Severe infection can dramatically alter blood production, but the mechanisms driving hematopoietic stem and progenitor cell (HSC/HSPC) loss have not been clearly defined. Using Ixodes ovatus Ehrlichia (IOE), a tick-borne pathogen that causes severe shock-like illness and bone marrow (BM) aplasia, type I and II interferons (IFNs) promoted loss of HSPCs via increased cell death and enforced quiescence. IFN-αβ were required for increased interleukin 18 (IL-18) expression during infection, correlating with ST-HSC loss. IL-18 deficiency prevented BM aplasia and increased HSC/HSPCs. IL-18R signaling was intrinsically required for ST-HSC quiescence, but not for HSPC cell death.

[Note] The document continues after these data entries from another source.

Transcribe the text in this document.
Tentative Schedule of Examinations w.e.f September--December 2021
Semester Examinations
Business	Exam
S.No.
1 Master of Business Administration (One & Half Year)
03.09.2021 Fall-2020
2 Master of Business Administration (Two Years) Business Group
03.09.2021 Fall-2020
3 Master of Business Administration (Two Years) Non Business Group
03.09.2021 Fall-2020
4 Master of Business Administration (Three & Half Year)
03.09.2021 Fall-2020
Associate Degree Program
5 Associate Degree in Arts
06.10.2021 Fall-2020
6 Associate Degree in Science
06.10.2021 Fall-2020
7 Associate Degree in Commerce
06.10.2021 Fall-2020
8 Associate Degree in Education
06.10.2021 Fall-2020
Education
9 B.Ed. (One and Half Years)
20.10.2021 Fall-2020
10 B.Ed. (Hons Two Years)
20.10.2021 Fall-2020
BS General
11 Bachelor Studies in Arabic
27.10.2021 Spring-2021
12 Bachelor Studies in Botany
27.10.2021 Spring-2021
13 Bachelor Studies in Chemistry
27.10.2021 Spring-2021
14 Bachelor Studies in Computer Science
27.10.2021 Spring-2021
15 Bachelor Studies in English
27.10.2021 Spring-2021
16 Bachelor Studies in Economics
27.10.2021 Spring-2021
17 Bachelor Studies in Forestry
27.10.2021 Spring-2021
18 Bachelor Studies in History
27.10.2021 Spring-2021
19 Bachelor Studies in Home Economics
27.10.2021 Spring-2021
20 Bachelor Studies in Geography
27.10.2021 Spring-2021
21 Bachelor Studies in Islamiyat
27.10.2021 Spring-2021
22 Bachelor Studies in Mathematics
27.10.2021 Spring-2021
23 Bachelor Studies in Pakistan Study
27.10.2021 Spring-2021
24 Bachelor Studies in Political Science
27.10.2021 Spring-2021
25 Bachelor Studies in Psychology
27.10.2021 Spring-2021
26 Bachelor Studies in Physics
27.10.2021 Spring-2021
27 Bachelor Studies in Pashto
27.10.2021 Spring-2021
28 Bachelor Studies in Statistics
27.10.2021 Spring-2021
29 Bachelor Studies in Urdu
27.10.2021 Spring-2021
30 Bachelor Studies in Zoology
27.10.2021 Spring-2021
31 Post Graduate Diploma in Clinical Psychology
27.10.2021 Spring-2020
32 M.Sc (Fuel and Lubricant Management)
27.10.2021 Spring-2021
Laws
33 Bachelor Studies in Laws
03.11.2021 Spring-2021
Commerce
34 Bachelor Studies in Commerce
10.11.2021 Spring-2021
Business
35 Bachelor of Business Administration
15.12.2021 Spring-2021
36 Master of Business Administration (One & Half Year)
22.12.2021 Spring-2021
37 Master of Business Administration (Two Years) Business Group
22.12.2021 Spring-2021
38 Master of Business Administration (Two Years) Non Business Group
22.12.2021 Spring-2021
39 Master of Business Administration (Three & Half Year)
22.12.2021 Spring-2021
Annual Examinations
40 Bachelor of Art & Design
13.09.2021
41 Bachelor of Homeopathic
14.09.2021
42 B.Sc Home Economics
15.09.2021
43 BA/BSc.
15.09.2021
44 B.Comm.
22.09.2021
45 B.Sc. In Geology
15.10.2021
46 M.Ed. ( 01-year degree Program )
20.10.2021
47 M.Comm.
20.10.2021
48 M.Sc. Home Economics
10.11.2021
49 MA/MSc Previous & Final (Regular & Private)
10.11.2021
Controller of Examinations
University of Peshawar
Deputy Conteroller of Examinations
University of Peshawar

To elucidate cell death mechanisms, MLKL- or gasdermin D-deficient mice were infected; whereas Mlkl−/− mice exhibited protected HSC/HSPCs, no such protection was observed in Gsdmd−/− mice during infection. MLKL deficiency intrinsically protected HSCs during infection and improved hematopoietic output upon recovery. These studies define MLKL and IL-18R signaling in HSC loss and suppressed hematopoietic function in shock-like infection. [Display omitted] •Type I and II IFNs regulate expression of IL-18 and IL-18R in shock-like infection•IL-18 production contributes to HSC/HSPC loss during shock-like infection•IL-18R signaling in ST-HSCs promotes infection-induced quiescence•MLKL-deficient HSCs are protected during infection MacNamara and colleagues define a cell-autonomous role for IL-18R signaling in enforcing quiescence of ST-HSCs during severe shock-like infection. Analysis of cell death pathways revealed that MLKL was intrinsically required for the profound loss of HSCs during severe infection. IL-18R and/or MLKL targeting during acute infection may preserve hematopoietic function and improve patient outcomes.